Like a lot of members of a couple, the Hallmark holiday that occurred this past weekend was an excuse to venture into a movie theater. While there were potential horrors aplenty waiting to be strung up and projected at our local multiplex, my valentine is less inclined towards movies that try desperately to get your heart beating more quickly, and more towards those drenched in the stuff that organ pumps. So while tens of millions of American dollars went towards Love(Actually) American Style, we bolstered the box office tally of Universal’s lost-gestating remake of the 1941 film The Wolf Man, its titled freshly tightened up to The Wolfman. We were still in the opening minutes when my moviegoing companion turned and whispered, “How can a movie be so bad so quickly?”

As usual, she was right. Under the direction of Joe Johnston, this monster announces itself as a woefully ungainly creature from the first moments of ponderous exposition. Working with a screenplay credited to Andrew Kevin Walker (who wants you to know that he wrote Seven, but more relevantly wrote Sleepy Hollow) and David Self (who wants you to know that he wrote Road to Perdition but more relevantly wrote The Haunting), Johnston tries to build up the inner psychologies of his characters with some melodramatic familial nonsense that he clearly can’t wait to race past. The film pulls off the odd trick of being impatient and painfully sluggish.
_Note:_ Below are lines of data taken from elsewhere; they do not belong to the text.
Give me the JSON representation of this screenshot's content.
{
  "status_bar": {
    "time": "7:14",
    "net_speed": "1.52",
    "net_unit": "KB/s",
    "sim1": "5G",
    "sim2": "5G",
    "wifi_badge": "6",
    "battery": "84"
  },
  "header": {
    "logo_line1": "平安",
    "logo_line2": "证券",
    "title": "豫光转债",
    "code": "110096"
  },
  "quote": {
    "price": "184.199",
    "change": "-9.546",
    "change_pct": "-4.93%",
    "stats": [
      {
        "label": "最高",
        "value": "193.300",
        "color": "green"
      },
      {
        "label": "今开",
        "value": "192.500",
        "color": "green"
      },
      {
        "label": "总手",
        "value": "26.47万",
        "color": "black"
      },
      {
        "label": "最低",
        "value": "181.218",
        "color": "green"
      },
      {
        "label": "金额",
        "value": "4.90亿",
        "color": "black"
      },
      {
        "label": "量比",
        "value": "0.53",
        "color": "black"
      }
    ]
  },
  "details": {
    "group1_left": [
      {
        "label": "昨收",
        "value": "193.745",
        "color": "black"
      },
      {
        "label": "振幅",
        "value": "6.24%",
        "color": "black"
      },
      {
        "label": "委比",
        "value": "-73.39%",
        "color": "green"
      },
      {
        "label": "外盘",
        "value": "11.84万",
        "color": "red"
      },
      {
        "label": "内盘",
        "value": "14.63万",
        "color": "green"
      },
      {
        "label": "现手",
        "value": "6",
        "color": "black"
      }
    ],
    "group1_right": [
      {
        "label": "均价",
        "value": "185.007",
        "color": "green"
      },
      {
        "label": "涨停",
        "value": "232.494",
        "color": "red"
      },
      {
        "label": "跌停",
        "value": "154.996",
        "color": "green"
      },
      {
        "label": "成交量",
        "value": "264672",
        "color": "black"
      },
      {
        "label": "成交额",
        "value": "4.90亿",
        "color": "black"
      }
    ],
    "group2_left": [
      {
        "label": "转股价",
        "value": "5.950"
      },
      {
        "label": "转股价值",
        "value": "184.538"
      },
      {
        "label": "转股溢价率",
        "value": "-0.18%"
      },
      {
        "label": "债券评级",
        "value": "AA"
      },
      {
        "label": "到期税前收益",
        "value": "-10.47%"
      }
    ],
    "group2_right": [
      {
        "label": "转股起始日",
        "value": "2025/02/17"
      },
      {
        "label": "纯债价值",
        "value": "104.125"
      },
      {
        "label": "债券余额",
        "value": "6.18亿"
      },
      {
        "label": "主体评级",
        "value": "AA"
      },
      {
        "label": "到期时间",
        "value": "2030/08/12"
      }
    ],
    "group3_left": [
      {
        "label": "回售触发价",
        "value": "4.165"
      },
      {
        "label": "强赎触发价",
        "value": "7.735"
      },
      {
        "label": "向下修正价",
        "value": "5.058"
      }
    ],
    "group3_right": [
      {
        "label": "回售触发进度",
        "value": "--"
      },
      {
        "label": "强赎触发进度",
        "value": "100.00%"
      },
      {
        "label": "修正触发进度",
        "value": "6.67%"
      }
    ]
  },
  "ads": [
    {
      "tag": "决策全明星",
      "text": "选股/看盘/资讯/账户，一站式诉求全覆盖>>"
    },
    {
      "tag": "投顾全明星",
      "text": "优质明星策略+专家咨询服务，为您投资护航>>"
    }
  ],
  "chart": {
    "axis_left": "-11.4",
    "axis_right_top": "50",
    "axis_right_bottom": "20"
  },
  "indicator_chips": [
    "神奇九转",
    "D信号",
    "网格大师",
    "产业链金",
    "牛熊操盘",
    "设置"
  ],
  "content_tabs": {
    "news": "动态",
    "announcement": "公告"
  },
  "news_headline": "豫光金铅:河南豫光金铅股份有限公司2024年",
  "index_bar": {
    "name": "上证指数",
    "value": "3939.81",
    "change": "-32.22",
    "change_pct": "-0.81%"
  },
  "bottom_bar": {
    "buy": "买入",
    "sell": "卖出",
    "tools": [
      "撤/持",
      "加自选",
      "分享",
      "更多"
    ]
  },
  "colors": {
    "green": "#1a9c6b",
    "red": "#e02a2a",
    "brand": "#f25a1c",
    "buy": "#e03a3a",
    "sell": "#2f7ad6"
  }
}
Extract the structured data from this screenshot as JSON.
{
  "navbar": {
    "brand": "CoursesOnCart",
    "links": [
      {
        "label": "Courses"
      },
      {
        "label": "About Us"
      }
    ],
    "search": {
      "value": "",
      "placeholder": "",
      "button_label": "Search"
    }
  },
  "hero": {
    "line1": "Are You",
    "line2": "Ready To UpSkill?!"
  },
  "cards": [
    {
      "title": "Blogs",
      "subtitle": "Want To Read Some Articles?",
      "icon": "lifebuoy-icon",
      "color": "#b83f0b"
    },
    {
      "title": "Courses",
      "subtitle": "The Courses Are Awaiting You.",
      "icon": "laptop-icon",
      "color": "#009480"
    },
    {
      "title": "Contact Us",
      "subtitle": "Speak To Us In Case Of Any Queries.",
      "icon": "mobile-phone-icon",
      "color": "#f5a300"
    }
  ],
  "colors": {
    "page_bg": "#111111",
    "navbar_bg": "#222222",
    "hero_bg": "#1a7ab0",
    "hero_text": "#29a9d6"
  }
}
Casting Benicio Del Toro as the title terror initially seemed inspired, if only because his tendency towards barely discernible mumbling that could reasonably be mistaken for canine growls. In practice he just comes across as bored, entirely disengaged from the grim proceedings swirling around him. You’d think someone who has to mark off upcoming lupine transformations on his calendars might have some weight hanging on him because of it, a hint of anguish or dread. Del Toro instead typically looks no more troubled than, well, than an actor who finds himself stuck in a bad, demeaning job. At least that attitude is in line with most of his fellow actors. Anthony Hopkins operates in a mode of blithe distraction that’s practically become his trademark over the course of the past ten years. Emily Blunt merely seems stranded, biding time with pretty simpering until someone shows up with a character for her to play. Among the major players, only Hugo Weaving play his character, an inspector looking into the gruesome murders taking place on misty, moonlit nights, with an amount of notable energy, perhaps because he’s the one one will benefit most if the dangling promise of a sequel is fulfilled.

Perhaps the only proper motivation left for seeing The Wolfman is to examine the handiwork of Rick Baker, crafting a man-to-wolf transformation nearly thirty years after his pioneering effort on An American in Werewolf made him Hollywood’s most famous makeup artist. It mostly serves as a reminder of the remarkable nature of that original work since three decades of technological advances have led to something only marginally more impressive than what won him the first of his six Oscars. It’s at least impressive that the filmmakers eschew the current trend of paring back every conceivable film to a box office friendly PG-13 in favor of making a film that’s as bloody and violent as a film about a marauding beast should be. It’s somehow nice to know that some set dressers needed to take time to consider exactly where the entrails should be placed on the set.